With the market prices declining very rapidly and it seems that we are entering a bear market territory, declines of 20% or more, the question is what to do?
I am going to continue along in my process: find undervalued companies, hold for the long term and buy incrementally into them by purchasing small position frequently. I have been doing this with LOW, RioCan and BofA. With every 10% decline in the stock price, I bought additional shares. I will continue doing this until the company reaches my maximum limit of 10% of my portfolio value.
The economic climate we are in can persist for 6 months or 2 years, who knows. However, the one thing that I have learnt while running a start up is you do not close shop because the economy is tough. You continue along implementing the same process and in the long term the business will succeed. If you like me you will look at your portfolio as a business. I did not close my business when news papers said we are in a rescission, I kept plugging along. Your portfolio should be no difference.
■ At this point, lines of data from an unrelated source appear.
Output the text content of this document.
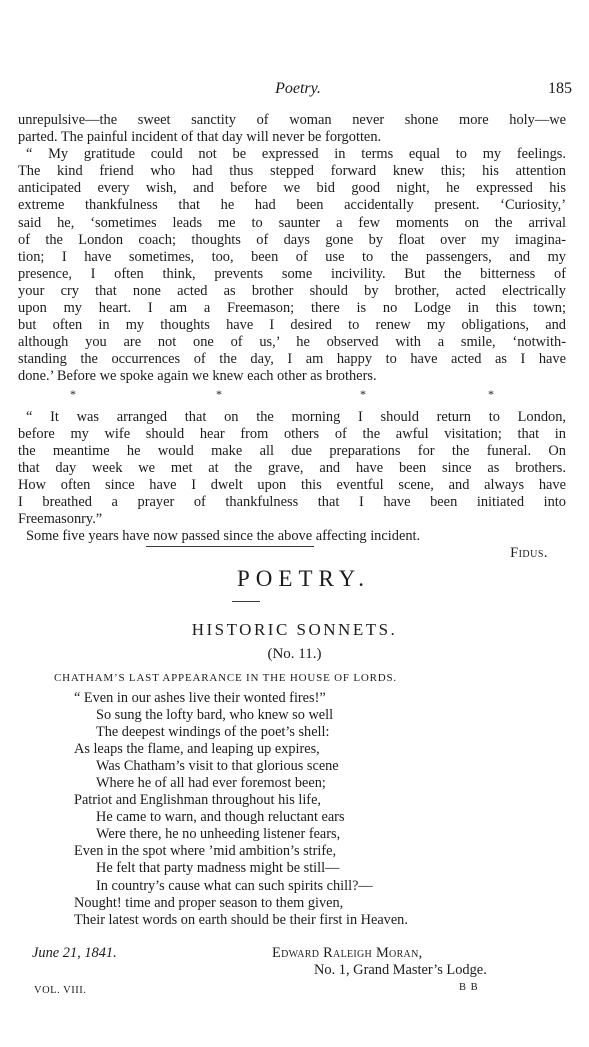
Poetry.	185
unrepulsive—the sweet sanctity of woman never shone more holy—we
parted. The painful incident of that day will never be forgotten.
“ My gratitude could not be expressed in terms equal to my feelings.
The kind friend who had thus stepped forward knew this; his attention
anticipated every wish, and before we bid good night, he expressed his
extreme thankfulness that he had been accidentally present. ‘Curiosity,’
said he, ‘sometimes leads me to saunter a few moments on the arrival
of the London coach; thoughts of days gone by float over my imagina-
tion; I have sometimes, too, been of use to the passengers, and my
presence, I often think, prevents some incivility. But the bitterness of
your cry that none acted as brother should by brother, acted electrically
upon my heart. I am a Freemason; there is no Lodge in this town;
but often in my thoughts have I desired to renew my obligations, and
although you are not one of us,’ he observed with a smile, ‘notwith-
standing the occurrences of the day, I am happy to have acted as I have
done.’ Before we spoke again we knew each other as brothers.
*	*	*	*
“ It was arranged that on the morning I should return to London,
before my wife should hear from others of the awful visitation; that in
the meantime he would make all due preparations for the funeral. On
that day week we met at the grave, and have been since as brothers.
How often since have I dwelt upon this eventful scene, and always have
I breathed a prayer of thankfulness that I have been initiated into
Freemasonry.”
Some five years have now passed since the above affecting incident.
Fidus.
POETRY.
HISTORIC SONNETS.
(No. 11.)
CHATHAM’S LAST APPEARANCE IN THE HOUSE OF LORDS.
“ Even in our ashes live their wonted fires!”
So sung the lofty bard, who knew so well
The deepest windings of the poet’s shell:
As leaps the flame, and leaping up expires,
Was Chatham’s visit to that glorious scene
Where he of all had ever foremost been;
Patriot and Englishman throughout his life,
He came to warn, and though reluctant ears
Were there, he no unheeding listener fears,
Even in the spot where ’mid ambition’s strife,
He felt that party madness might be still—
In country’s cause what can such spirits chill?—
Nought! time and proper season to them given,
Their latest words on earth should be their first in Heaven.
June 21, 1841.	Edward Raleigh Moran,
No. 1, Grand Master’s Lodge.
VOL. VIII.	B B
The figure to the right is courtesy of Barron's that shows rescission duration and associated market declines. Recession duration has varied from as little as 6 months to 18 months. And market declines have been as little as 13% to a whooping 48% decline. That gives you some measure of the era that we are entering right now.
Actually as value oriented investor, I am finding more companies that hit my screens. Right now I think small cap space is way undervalued. The Russell 2000 has declined by more than 20% and several good companies have been brutalized since mid last year. The space can offer generous returns for the long run. My task now is to dig through some of these names to find companies with strong competitive advantage and strong management teams. However because the space is large one and sifting through it all will take some time, and for the fear of missing on a good opportunity, I have started buying the IWM, the ETF representing the Russell 2000.
Small caps over the long run have produced strong return and they are easier to understand and analyse compared to their brethren large caps. Moreover, if you do your due diligence correctly you will have an information advantage over analyst, as they tend to neglect these names as they do not bring much of investment banking revenues (Analyst dirty little secret: potential banking revenue is the criteria to initiate research on a stock).